Distributed systems

There are quite a few definitions of "distributed" and "decentralized" in use, in this note I'm using the following ones:

Centralized
Clients interacting with a single server (either physical or controlled by the same entity).
Decentralized
Clients interacting with multiple servers (controlled by different entities), which often build a federated network.
Distributed
Clients interacting with other clients directly, acting as servers themselves.

Distributed systems are useful for various purposes, but the common/achievable niceties are:

These are mostly shared with federated systems, but take it further.

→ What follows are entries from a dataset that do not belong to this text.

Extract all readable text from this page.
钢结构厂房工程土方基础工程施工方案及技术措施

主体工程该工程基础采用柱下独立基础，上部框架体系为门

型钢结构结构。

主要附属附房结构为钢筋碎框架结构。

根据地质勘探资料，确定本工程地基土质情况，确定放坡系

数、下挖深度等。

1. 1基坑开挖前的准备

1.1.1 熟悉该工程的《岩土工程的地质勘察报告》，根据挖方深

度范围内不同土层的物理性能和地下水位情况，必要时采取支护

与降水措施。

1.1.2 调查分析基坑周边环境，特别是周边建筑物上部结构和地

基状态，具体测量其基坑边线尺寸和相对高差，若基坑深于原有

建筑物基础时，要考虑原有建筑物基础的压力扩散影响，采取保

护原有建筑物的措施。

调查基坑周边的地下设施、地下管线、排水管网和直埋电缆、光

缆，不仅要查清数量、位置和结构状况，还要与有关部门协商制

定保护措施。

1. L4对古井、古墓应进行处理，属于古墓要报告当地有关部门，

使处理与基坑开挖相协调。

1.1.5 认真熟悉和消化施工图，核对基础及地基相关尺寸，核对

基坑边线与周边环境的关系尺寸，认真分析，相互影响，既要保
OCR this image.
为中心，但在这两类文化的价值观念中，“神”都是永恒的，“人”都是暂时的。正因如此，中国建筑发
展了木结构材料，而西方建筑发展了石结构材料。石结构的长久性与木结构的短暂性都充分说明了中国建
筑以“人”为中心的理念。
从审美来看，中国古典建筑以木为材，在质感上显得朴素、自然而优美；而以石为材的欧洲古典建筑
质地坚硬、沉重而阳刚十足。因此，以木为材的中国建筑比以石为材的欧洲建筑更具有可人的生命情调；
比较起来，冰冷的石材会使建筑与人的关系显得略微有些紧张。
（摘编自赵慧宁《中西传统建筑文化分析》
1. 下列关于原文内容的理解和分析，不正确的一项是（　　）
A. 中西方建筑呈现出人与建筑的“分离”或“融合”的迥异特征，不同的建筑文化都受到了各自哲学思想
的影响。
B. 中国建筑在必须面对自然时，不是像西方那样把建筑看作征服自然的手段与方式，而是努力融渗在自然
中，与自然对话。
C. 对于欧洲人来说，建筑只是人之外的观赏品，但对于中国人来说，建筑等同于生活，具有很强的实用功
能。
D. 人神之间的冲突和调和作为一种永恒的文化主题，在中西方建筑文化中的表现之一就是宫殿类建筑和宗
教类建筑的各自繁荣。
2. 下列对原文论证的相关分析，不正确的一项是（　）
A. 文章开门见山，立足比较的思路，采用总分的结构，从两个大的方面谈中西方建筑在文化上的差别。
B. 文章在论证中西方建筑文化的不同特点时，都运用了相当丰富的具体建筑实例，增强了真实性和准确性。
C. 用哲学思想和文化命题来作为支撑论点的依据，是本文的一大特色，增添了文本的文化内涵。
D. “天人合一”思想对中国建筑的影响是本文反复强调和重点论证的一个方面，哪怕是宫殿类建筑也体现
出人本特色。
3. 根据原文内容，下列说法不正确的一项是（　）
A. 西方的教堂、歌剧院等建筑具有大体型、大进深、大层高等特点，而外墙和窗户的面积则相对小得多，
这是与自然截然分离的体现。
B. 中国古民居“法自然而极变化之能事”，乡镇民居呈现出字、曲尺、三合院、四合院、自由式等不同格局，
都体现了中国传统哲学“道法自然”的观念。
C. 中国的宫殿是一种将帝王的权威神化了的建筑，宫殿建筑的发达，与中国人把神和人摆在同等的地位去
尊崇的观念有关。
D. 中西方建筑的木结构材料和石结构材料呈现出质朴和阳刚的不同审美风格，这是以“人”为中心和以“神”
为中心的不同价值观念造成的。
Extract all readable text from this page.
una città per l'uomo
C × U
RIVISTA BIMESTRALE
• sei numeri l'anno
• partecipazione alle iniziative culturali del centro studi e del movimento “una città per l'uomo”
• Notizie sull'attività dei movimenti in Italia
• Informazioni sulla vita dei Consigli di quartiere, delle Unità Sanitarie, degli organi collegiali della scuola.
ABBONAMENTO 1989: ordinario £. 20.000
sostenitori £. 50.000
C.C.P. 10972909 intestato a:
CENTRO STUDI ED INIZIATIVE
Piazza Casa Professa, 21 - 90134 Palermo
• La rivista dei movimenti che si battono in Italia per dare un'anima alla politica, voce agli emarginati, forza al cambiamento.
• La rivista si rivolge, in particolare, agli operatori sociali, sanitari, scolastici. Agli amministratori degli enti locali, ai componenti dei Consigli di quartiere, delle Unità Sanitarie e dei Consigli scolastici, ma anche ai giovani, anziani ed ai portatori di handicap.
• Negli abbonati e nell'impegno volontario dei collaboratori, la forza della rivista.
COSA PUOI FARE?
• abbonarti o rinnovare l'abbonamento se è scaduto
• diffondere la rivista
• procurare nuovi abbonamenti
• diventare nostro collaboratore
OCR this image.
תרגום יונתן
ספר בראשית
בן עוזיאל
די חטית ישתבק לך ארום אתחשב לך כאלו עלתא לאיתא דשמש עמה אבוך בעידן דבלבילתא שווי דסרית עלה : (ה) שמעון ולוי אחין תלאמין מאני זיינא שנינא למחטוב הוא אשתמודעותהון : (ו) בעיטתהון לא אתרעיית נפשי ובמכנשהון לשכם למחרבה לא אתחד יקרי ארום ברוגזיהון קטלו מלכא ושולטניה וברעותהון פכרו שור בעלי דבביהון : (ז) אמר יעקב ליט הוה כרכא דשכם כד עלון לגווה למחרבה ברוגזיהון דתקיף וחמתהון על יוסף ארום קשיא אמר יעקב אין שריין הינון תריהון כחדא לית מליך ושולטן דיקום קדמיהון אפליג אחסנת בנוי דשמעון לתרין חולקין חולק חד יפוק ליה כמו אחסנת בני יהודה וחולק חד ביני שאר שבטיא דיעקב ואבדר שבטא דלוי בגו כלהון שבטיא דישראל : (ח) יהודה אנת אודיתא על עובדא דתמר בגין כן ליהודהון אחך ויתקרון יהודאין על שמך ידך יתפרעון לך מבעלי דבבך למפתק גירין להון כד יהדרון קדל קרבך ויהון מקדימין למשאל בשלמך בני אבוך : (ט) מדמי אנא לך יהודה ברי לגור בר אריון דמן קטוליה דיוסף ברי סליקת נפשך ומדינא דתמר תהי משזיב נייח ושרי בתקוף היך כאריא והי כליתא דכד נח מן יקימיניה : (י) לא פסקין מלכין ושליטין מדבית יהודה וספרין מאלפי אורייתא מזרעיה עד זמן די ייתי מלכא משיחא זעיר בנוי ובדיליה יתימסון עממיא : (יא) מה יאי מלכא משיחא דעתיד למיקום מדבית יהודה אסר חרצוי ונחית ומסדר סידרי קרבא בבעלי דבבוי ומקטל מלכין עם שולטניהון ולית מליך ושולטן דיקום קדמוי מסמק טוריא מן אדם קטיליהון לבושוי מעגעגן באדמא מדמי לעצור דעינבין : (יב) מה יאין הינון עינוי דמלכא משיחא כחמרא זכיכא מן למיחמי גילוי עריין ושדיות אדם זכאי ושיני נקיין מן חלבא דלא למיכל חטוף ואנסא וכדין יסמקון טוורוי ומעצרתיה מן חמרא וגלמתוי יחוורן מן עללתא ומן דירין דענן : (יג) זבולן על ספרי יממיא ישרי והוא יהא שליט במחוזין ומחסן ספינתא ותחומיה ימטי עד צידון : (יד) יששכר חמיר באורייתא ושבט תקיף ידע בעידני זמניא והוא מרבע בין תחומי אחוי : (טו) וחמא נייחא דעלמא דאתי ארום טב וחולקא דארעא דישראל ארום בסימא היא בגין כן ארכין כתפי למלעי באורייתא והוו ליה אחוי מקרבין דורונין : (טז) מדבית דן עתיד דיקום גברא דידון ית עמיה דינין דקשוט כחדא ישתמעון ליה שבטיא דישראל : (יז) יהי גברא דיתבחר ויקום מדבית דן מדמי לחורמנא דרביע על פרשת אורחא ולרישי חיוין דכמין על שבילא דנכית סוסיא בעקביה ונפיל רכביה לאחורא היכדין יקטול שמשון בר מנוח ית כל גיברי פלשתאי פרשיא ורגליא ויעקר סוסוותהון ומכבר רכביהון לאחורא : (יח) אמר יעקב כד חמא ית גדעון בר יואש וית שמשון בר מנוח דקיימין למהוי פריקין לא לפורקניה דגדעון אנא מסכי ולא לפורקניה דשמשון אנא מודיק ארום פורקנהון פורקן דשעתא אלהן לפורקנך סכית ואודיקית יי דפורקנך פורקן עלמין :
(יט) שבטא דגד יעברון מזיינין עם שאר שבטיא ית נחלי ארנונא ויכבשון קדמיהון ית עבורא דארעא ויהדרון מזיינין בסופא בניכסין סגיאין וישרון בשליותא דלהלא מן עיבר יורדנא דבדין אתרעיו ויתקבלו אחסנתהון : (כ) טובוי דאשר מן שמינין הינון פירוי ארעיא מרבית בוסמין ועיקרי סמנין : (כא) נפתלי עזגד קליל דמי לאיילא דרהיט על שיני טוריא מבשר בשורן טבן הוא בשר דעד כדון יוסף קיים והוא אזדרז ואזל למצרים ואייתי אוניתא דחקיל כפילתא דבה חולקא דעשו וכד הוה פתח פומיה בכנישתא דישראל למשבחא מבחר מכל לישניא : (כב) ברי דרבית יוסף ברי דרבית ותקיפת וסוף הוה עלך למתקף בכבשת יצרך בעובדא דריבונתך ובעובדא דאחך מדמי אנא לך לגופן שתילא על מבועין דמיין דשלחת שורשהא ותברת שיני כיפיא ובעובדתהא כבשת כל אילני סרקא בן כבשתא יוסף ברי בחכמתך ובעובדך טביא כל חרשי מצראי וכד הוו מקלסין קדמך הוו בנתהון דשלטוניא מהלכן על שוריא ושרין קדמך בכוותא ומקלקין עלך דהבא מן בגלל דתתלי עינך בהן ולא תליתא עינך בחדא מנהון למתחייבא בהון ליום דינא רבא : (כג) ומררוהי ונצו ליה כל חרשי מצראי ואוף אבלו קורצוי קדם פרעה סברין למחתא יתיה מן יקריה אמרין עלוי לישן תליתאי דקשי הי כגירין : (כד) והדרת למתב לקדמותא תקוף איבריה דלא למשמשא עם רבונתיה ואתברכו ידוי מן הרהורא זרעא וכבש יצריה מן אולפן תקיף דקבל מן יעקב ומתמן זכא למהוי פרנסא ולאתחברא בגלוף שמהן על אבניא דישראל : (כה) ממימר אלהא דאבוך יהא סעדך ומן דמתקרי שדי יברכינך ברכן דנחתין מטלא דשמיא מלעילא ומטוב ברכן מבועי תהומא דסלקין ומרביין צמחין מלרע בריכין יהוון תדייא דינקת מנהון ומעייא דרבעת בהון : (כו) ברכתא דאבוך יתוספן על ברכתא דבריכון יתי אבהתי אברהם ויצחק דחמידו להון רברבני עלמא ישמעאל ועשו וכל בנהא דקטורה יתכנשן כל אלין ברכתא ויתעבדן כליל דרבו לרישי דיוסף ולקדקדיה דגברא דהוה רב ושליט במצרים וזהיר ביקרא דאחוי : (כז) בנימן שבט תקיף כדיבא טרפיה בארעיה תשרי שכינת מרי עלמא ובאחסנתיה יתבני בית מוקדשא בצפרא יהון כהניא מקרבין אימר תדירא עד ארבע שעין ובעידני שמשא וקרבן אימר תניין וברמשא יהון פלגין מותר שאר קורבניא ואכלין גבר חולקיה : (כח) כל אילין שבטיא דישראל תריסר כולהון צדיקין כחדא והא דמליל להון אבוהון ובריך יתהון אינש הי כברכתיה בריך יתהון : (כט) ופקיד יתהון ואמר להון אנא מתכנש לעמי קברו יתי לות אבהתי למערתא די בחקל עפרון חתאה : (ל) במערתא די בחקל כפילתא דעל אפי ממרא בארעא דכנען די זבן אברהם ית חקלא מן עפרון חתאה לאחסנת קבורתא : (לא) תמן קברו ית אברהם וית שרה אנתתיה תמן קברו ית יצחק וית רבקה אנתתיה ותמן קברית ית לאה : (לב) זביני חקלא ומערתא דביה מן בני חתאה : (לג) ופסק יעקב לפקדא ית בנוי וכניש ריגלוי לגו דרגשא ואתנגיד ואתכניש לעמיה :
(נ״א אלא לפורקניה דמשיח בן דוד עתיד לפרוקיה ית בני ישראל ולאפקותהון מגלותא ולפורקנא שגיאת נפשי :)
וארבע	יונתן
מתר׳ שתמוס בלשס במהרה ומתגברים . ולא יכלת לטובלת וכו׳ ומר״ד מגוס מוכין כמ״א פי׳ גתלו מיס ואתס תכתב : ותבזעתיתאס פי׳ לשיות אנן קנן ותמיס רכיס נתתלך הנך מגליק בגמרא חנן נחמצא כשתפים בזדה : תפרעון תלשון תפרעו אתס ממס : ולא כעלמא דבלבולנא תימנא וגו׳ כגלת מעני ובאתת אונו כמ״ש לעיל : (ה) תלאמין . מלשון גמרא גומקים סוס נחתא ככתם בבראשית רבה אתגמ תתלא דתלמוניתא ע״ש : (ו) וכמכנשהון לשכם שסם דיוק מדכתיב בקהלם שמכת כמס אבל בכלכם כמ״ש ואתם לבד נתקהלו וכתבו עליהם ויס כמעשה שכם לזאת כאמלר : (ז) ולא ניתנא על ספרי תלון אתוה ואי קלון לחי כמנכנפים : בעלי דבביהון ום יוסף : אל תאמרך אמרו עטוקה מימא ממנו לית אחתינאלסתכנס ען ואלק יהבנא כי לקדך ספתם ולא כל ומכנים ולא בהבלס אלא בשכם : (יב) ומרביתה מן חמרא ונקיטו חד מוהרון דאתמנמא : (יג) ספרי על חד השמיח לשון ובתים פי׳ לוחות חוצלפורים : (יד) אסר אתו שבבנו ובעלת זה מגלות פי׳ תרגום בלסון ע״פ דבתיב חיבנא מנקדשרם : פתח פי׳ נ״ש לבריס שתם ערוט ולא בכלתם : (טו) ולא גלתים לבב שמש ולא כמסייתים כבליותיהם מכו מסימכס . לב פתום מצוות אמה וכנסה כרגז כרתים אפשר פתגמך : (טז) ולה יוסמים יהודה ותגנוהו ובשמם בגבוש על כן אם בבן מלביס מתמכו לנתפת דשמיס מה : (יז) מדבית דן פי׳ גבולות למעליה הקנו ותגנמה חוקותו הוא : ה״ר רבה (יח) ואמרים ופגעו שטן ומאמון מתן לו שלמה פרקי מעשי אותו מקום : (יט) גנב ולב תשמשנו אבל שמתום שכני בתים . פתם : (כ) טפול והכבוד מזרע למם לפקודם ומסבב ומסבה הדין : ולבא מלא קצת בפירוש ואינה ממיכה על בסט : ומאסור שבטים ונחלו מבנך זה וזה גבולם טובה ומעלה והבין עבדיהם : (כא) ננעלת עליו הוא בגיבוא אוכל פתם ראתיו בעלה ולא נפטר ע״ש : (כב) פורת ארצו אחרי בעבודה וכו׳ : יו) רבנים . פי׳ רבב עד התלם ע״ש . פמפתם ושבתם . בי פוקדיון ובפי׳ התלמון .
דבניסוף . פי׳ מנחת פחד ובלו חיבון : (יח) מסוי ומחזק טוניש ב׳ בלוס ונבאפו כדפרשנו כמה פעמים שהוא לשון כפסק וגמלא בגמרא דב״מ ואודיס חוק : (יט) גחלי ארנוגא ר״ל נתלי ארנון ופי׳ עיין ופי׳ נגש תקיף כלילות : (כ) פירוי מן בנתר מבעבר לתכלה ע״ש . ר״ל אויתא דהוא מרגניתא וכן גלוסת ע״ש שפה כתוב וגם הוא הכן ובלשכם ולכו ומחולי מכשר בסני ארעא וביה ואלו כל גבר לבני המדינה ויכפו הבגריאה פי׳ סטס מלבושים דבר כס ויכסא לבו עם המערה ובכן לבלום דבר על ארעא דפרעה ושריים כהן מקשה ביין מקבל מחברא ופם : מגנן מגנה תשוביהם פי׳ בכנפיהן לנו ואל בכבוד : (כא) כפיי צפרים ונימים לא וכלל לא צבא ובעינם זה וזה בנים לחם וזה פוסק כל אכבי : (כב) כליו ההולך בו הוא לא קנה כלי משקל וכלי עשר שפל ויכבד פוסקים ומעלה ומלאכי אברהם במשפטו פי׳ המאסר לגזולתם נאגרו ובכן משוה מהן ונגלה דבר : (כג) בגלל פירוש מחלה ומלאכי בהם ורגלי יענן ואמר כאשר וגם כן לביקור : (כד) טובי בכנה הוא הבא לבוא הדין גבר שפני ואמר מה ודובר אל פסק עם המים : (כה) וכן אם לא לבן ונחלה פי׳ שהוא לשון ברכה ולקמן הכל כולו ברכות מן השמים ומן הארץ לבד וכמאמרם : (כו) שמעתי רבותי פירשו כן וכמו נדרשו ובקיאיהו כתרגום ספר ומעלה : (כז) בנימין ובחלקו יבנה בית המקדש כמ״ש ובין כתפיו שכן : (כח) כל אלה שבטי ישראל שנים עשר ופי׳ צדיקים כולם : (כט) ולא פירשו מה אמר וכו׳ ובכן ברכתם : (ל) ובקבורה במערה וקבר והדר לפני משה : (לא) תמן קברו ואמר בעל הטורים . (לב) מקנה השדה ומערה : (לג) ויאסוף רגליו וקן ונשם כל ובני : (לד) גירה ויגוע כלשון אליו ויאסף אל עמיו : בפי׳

The common advantages of centralized systems over these seem to be search/discovery, often sort-of-free hosting for end users, greater UI uniformity in some cases, easier/faster introduction of new features.

Usable systems

Actually usable (reliably working, specified, having users and decent software) systems so far are usually federated/decentralized; those can, in principle, be quite close to distributed systems (simply by setting their servers on user machines). So, generally it seems more useful to focus on those if the intention is to get things done: SMTP (email), NNTP (Usenet), XMPP (jabber), and HTTP (World Wide Web) are relatively well-supported, standardized, and usable for various kinds of communication.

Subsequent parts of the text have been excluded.